京城,東廠,內院。
房間很大,極為曠闊,架子上擺放著瓷器和古玩,都是極為極致的玩意,價值不符。
最深處的床榻上,躺著一道身影。
“可惡的朱鐵膽,居然藏得這么深?”
“該死!”
曹正淳剛服下了調養氣血的丹藥,躺在床榻上,忍不住的暗罵道。
朱無視的突然襲擊,令他這個六十歲的老家伙有些措手不及。
堂堂一個神侯,居然搞偷襲,欺負他這個老同志!
簡直是不講武德!
“不過這個朱鐵膽居然會天池怪俠的吸功大法,難怪他的內力如此渾厚驚人,今日若是干爹及時出現,恐怕自己就要交待到宗人府監獄里面……”
曹正淳臉色陰晴不定,道:“不過,朱鐵膽居然逃獄了,好啊!明天朝會上,咱家一定要狠狠參他一本,讓他死無葬身之地。”
“不過,朱鐵膽逃獄了,卷宗就拿不到了。”
“可惡啊!”
“明明就差一點了。
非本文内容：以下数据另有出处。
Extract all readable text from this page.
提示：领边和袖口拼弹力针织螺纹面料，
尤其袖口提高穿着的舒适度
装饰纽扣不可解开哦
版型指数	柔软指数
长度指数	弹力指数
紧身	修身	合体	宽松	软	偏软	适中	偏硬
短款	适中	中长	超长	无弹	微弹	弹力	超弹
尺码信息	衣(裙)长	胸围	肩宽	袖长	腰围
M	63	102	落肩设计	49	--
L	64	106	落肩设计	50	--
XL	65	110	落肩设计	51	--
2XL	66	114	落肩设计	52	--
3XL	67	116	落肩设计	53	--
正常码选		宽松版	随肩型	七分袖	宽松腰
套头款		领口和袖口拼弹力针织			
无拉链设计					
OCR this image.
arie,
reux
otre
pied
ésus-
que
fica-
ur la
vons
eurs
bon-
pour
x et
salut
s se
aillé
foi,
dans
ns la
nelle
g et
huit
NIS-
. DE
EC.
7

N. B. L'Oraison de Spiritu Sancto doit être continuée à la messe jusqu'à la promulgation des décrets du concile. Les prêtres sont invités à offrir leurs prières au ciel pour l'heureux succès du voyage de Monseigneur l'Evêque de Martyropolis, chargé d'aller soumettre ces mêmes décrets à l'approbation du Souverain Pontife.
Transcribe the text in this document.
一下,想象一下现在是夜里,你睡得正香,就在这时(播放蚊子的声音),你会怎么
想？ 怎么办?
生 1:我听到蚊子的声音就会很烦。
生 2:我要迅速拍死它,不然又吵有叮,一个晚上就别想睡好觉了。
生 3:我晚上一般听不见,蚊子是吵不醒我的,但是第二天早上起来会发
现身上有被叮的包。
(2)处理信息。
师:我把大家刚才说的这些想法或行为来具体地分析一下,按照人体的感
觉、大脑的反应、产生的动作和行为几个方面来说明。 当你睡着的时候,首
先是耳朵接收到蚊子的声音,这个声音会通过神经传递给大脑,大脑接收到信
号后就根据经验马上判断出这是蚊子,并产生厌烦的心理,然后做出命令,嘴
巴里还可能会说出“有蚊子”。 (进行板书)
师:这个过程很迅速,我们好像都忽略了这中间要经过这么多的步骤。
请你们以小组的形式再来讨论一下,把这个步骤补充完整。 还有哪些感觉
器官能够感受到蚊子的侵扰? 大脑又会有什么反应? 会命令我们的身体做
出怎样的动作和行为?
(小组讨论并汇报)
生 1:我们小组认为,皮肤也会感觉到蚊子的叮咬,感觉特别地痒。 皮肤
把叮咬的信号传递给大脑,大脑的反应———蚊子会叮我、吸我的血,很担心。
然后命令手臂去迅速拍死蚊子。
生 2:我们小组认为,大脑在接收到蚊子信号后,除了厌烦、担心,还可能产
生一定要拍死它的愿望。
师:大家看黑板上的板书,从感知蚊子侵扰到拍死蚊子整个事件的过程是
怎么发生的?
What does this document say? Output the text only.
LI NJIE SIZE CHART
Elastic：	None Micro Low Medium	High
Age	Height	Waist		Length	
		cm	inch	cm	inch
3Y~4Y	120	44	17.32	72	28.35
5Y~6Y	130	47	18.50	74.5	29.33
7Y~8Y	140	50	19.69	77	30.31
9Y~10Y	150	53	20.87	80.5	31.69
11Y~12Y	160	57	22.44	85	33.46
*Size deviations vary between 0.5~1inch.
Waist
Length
”
曹正淳暗罵之時,他沒有注意到,地面上有一道暗黑色的身影,正在逐漸浮凸出來,不知不覺站到了他的身前。
來人無聲無息,沒有發出一點動靜,就連呼吸聲都沒有,站在那里,猶如鬼魅魂魄。
突然,曹正淳看見了銅鏡里面倒影出來的聲音,他猛然一驚,連忙翻身起來,厲聲暴喝道:“你是何人?”
“來人!”
“快來人,有刺客!!”
曹正淳連續喊了好幾聲,房間外,卻一點動靜都沒有,詭異安靜的嚇人。
這個場景,令曹正淳臉色大變,逐漸挺住了叫喊。
這種情況,只有二種可能。
一,外面的守衛,全部被人殺掉了,既然人都死了,自然不會有人來。
二,他的心腹叛變了,與外人里應外合,將人都調走了。
無論是哪種,曹正淳都清楚,屬下肯定是指望不上了。
只能靠自己。
一念至此,曹正淳立刻平靜了下來,緩緩站起身來,從床榻上,走下來,一邊走,一邊開口道:“這位兄臺,深夜前來,不知有何指教?”
“求財?還是求權?”
“或者是受人之托,來咱家?”
“如果是后者,咱家愿意出十倍的價格,只求閣下手下留情。”
曹正淳是聰明人,驚訝之后,隨即平靜下來,開始討價還價。
除了死士之外,一切都是可以談的嘛。
天下熙熙皆為利來,天下攘攘皆為利往。
只要是生意,那就可以談。
曹正淳覺得此人大概率不可能是死士,因為如果是死士的話,剛剛就直接殺上來了,趁著自己受傷,成功幾率很大。
只要不是死士,以曹正淳的身價,保命不難。
“我叫無名,曹督主應該認識我。”
朱祐極帶著無名專屬面具和配件,平靜淡漠的開口,盡是高手逼格。
“無名?”
曹正淳瞳孔一縮,臉上露出一絲笑容,道:“原來是名動江湖的無名閣下,早就神往已久,今日一見,果然非同凡響啊!”
“無名閣下,可有什么指教?”
“若有什么需要,咱家一定全力為閣下完成。”
朱祐極看著識時務的曹正淳,依舊維持的高手人設,道:“你要的東西,現在都在我的手中,我可以給你一個機會。”
“不知閣下指的東西是?”曹正淳眉頭微皺,繼續試探道。
“哼!”
朱祐極輕哼一聲,直接從懷中,扔出了一份卷宗。